Bachelet called for the punishment of human rights lawyers and defenders, the “arbitrary detention” of the residential surveillance program and the “deeply worrying” actions in Hong Kong. He urged that religious and cultural freedom be protected in Tibet.
The press conference lasted 45 minutes and Bachelet asked less than 10 questions. At least four were from Chinese state media, to whom Bachelet gave detailed answers on human rights issues in the US, while appearing vague on many questions related to Xinjiang.
Asked about the freedom to speak freely with Uighurs in one of the world’s most monitored regions, Bachelet stressed that he and his team had met with a number of individuals and civil society groups prior to their trip to China.
“Being part of a bubble of course” [on the China trip] …we could meet some people and not all, but the people we could talk to were in an uncontrollable way,” she said.
Bachelet said her visit to the men’s prison in Kashgar was “fairly open and transparent”, but she remained vague on the reason for detaining the men, adding that they were “not linked to terrorism … but Other types of offences”.
Asked about allegations that some Uyghur families were locked up in their homes during their visit to prevent them from talking, Bachelet said she and her team would take a strong stand on any bullying. and had taken up personal matters with the authorities—including those of the missing family. Members – but could not release details.
Bachelet’s press conference was criticized by some rights groups and activists.
Uighur activist and international human rights lawyer Rehan Asat, whose brother is in prison in Xinjiang, said: “It was really her moment to speak the truth to power and I thought she had fallen so short.”
“It was a moment we thought was going to change the lives of the Uighurs. The historical significance of this visit, that the UN could be a facilitator to engage with China, modify its behavior and reduce human suffering. That’s why I am very disappointed to hear his statement. It was very little condemnation and very broad conciliatory remarks regarding China’s human rights record,” she said.
Human Rights Watch’s China director Sophie Richardson said the tour and the press conference were “exactly what the Chinese government wanted”.

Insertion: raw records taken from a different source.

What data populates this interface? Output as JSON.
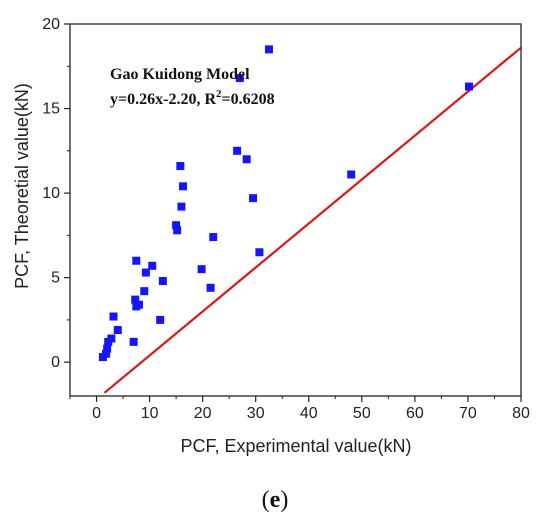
{
  "chart_data": {
    "type": "scatter",
    "title": "",
    "xlabel": "PCF, Experimental value(kN)",
    "ylabel": "PCF, Theoretial value(kN)",
    "xlim": [
      -5,
      80
    ],
    "ylim": [
      -2,
      20
    ],
    "x_ticks": [
      0,
      10,
      20,
      30,
      40,
      50,
      60,
      70,
      80
    ],
    "y_ticks": [
      0,
      5,
      10,
      15,
      20
    ],
    "x_tick_labels": [
      "0",
      "10",
      "20",
      "30",
      "40",
      "50",
      "60",
      "70",
      "80"
    ],
    "y_tick_labels": [
      "0",
      "5",
      "10",
      "15",
      "20"
    ],
    "grid": false,
    "series": [
      {
        "marker": "square",
        "color": "#1414ff",
        "points": [
          [
            1.2,
            0.3
          ],
          [
            1.8,
            0.5
          ],
          [
            2.0,
            0.8
          ],
          [
            2.2,
            1.2
          ],
          [
            2.8,
            1.4
          ],
          [
            3.2,
            2.7
          ],
          [
            4.0,
            1.9
          ],
          [
            7.0,
            1.2
          ],
          [
            7.3,
            3.7
          ],
          [
            7.5,
            3.3
          ],
          [
            7.5,
            6.0
          ],
          [
            8.0,
            3.4
          ],
          [
            9.0,
            4.2
          ],
          [
            9.3,
            5.3
          ],
          [
            10.5,
            5.7
          ],
          [
            12.0,
            2.5
          ],
          [
            12.5,
            4.8
          ],
          [
            15.0,
            8.1
          ],
          [
            15.2,
            7.8
          ],
          [
            15.8,
            11.6
          ],
          [
            16.0,
            9.2
          ],
          [
            16.3,
            10.4
          ],
          [
            19.8,
            5.5
          ],
          [
            21.5,
            4.4
          ],
          [
            22.0,
            7.4
          ],
          [
            26.5,
            12.5
          ],
          [
            27.0,
            16.8
          ],
          [
            28.3,
            12.0
          ],
          [
            29.5,
            9.7
          ],
          [
            30.7,
            6.5
          ],
          [
            32.5,
            18.5
          ],
          [
            48.0,
            11.1
          ],
          [
            70.2,
            16.3
          ]
        ]
      }
    ],
    "fit_line": {
      "color": "#e01515",
      "slope": 0.26,
      "intercept": -2.2,
      "x_start": 1.5
    },
    "annotations": {
      "model": "Gao Kuidong Model",
      "equation_prefix": "y=0.26x-2.20, R",
      "equation_sup": "2",
      "equation_suffix": "=0.6208"
    }
  },
  "panel_label": "(e)"
}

“It did not challenge them significantly on any facts, it did not commit to an investigation that we consider a crime against humanity. It contained a strange appeal to the Chinese government’s spirit of ‘multilateralism’ … And last but not least it did not provide any information to the victims or the survivors,” Richardson said.

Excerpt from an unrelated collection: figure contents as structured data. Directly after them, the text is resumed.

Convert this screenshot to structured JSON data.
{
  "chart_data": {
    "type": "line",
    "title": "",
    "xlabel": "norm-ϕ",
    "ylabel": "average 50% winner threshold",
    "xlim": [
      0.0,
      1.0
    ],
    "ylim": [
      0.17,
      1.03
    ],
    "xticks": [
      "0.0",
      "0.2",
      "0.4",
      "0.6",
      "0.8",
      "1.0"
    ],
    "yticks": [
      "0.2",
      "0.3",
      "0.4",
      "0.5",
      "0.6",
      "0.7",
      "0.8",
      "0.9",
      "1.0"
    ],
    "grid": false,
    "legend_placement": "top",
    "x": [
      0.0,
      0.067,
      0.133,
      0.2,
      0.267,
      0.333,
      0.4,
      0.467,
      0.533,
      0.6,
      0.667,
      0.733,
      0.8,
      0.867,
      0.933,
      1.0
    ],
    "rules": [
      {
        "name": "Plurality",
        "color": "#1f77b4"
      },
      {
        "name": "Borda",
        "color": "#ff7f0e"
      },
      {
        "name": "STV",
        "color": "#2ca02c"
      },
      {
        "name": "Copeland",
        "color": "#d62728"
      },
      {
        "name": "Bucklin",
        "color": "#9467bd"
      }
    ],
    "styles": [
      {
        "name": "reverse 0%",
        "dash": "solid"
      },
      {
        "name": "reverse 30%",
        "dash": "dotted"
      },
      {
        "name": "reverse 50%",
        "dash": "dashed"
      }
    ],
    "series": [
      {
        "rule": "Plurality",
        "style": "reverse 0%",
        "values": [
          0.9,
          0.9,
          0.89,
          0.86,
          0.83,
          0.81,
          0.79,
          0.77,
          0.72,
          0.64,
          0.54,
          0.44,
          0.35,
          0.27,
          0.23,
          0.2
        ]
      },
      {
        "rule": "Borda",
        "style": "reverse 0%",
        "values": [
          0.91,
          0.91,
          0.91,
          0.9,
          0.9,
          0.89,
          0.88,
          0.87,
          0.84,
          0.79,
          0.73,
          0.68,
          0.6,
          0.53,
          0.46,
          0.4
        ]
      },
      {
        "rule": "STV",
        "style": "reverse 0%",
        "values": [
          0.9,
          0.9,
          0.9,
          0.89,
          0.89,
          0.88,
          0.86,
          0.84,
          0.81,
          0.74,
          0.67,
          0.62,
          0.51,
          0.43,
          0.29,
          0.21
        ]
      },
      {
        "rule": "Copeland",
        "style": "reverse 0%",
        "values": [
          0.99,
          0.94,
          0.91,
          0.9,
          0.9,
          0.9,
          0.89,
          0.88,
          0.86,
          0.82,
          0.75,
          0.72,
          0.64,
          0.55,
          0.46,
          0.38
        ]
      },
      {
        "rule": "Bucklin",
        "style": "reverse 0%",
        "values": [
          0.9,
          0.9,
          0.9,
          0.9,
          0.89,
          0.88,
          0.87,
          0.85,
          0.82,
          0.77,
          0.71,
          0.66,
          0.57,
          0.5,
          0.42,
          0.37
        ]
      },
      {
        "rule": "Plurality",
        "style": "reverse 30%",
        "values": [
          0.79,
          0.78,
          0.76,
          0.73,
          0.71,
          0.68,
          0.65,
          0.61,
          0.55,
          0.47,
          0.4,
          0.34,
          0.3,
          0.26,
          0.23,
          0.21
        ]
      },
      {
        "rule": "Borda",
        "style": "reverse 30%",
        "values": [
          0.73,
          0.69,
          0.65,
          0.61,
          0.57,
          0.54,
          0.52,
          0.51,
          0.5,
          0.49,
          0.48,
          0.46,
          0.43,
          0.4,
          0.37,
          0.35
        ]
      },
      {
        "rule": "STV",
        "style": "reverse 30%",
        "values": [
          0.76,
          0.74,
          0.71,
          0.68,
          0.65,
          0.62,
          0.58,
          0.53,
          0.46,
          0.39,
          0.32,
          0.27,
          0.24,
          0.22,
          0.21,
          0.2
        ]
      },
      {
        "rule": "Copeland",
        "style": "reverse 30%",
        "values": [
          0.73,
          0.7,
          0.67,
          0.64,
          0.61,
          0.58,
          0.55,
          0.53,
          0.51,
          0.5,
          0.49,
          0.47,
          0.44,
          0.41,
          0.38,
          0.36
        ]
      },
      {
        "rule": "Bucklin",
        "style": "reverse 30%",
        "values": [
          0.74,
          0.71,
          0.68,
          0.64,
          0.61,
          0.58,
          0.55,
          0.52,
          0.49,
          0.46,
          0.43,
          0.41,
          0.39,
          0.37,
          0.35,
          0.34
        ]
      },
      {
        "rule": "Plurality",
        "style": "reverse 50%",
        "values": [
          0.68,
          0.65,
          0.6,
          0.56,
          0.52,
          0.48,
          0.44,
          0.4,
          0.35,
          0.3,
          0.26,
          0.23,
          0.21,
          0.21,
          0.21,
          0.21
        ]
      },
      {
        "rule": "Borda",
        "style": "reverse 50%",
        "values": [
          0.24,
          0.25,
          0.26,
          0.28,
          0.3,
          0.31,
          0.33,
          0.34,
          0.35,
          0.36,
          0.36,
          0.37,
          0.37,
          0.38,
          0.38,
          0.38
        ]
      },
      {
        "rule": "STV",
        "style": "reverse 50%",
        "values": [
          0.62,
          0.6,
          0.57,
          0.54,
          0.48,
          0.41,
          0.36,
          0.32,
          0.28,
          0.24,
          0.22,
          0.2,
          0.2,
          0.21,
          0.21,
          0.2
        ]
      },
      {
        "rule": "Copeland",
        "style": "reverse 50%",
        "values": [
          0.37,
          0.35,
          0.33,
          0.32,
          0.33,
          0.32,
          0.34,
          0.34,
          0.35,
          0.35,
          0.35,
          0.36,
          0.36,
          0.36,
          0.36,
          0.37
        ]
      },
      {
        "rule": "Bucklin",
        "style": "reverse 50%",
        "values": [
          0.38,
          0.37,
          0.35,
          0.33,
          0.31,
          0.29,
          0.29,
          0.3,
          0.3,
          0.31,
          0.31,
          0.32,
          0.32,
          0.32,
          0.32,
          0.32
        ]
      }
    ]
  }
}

Bachelet’s visit coincided with reporting of a significant leak within the Xinjiang enforcement system. The trove included mugshots of thousands of people detained by the authorities, databases of arrests for crimes including studying scriptures and going abroad, and internal documents showing shoot-to-kill for escape attempts and other measures of enforcement. Provided details of policies.
The office also faced pressure from human rights groups over the long-awaited UN report into Xinjiang abuses, which was expected to end around the new year. In February, it was reported that China had requested the OHCHR not to release it before the Beijing Winter Olympics.
“My visit was not an investigation into China’s human rights policies and practices, so in that sense it is not related to the report,” Bachelet told a reporter.
Richardson called Bachelet to release the report.
“I look forward to reading that report tomorrow. If it is committed to impunity, if it is committed to helping governments achieve the highest standards of human rights, then it must release it now.”